This summer I’ve been testing and using some vintage manual focus and manual aperture lenses. They make some good lenses now, for sure, but they also used to make good ones in the past. Also, one modern lens I have now is a modern lens, with modern coatings and all, but it’s from Voigtlander’s “Vintage Series.” It’s extremely sharp and brilliant over most of the frame at least, but there’s just something special about it.
I had that Voigtlander lens on my camera as I was walking slowly along the beach at sunset in about the third or fourth day of having pneumonia, and I sure was moving slowly. I had walked longer and been out longer than maybe I should have. So walking slowly, I saw this, and I had just the right lens on my camera for the situation.
I’ve been quite busy using and testing some of these vintage and character lenses in recent weeks, now fully recovered from that pneumonia. Working hard at photography.

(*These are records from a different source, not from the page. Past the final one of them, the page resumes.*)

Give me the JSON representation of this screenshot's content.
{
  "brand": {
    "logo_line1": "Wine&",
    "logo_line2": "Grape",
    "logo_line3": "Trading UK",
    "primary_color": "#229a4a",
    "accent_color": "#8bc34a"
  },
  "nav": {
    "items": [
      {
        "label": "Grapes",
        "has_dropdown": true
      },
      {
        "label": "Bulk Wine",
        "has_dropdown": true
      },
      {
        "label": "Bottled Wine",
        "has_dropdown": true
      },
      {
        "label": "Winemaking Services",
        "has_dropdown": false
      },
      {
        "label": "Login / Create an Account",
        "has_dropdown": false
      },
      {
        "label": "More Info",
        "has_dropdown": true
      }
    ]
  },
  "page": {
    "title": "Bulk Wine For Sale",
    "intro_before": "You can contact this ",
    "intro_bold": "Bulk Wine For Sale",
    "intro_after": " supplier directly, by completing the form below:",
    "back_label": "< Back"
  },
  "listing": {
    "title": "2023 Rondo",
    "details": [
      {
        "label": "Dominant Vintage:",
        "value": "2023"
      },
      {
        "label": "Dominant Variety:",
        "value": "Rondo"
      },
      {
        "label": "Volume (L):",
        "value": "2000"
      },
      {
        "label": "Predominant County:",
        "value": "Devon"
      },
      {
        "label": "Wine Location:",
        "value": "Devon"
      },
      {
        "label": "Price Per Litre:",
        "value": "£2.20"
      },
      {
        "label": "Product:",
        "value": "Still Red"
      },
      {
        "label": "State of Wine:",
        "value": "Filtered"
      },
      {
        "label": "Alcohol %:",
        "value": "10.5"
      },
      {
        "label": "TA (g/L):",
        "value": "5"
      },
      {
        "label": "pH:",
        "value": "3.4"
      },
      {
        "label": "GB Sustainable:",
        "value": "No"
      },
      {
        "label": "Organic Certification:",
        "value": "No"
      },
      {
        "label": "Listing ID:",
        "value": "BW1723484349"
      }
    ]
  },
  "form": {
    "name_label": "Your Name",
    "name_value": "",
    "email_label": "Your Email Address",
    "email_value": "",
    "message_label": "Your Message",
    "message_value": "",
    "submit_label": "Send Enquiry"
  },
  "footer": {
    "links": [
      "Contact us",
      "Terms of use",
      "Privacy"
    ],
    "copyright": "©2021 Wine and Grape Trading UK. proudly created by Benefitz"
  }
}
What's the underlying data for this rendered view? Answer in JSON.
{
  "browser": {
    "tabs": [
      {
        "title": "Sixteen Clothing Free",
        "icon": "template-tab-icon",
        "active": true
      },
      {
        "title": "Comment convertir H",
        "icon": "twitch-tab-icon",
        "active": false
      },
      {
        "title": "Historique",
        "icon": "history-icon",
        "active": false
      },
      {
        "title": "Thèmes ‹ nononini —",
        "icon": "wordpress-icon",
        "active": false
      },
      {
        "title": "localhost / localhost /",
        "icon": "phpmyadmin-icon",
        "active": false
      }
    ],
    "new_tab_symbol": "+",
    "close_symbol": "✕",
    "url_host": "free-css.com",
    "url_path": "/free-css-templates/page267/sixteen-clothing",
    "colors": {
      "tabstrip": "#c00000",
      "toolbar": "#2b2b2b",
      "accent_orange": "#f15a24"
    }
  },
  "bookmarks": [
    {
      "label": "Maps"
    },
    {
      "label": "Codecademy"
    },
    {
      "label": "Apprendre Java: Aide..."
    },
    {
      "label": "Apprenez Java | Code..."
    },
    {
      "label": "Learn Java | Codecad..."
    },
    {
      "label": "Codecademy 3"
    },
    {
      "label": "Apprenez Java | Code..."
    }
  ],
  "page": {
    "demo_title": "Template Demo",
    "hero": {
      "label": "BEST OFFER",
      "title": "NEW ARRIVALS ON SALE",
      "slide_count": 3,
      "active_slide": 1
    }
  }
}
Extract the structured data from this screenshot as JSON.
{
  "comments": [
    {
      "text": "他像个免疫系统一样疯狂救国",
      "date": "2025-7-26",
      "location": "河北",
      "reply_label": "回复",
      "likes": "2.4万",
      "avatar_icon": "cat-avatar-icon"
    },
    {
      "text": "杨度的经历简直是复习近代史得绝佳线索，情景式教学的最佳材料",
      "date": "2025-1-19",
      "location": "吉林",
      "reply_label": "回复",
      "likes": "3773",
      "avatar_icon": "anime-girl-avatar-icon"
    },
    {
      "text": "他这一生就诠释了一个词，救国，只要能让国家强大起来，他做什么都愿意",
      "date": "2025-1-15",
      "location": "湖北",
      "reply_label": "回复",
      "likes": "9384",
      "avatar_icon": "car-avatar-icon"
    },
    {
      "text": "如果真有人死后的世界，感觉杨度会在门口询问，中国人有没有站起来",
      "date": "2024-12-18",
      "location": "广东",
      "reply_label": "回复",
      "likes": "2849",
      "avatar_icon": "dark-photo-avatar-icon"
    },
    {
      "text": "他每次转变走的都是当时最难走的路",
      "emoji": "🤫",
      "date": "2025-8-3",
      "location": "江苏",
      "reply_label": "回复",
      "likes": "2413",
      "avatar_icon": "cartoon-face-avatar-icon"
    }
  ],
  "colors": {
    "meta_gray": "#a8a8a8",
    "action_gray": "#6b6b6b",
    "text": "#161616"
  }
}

So on this day I had to drive to take a show of photographs down in Lyme, New Hampshire, where they were hanging in Stella’s Restaurant as part of an annex show for Long River Studio Gallery. I had my cameras with my, and Lyme was a place I used to photograph a lot, so I left early, driving slowly, with some extra time. It turned out I didn’t make it to Lyme to photograph before my schedule time for the show de-hanging. I stopped along the road in Vermont in my own town. I passed this patch of blue chicory flowers along the roadside and I stopped there to work with it. I tried a few lenses, starting out with a modern Zeiss, but then I put on an old 80s lens, which was the lens that the late Jane Bown favored for her portraits. It’s pretty good, but a little soft wide open, and it has great bokeh. Often, to get these old lenses I’ll go through a series of apertures, starting with wide open. This allows me to get to know the lens. For this image, I was right by the road, and I had just reset the aperture to wide-open, hence the shallow depth of field and crazy bokeh balls. Standing there with the lens set like that, I heard a car approaching, thought, “what the heck,” and raised the camera, quickly (manually) focusing on the foreground flower. As the car approached I tripped the shutter. It worked.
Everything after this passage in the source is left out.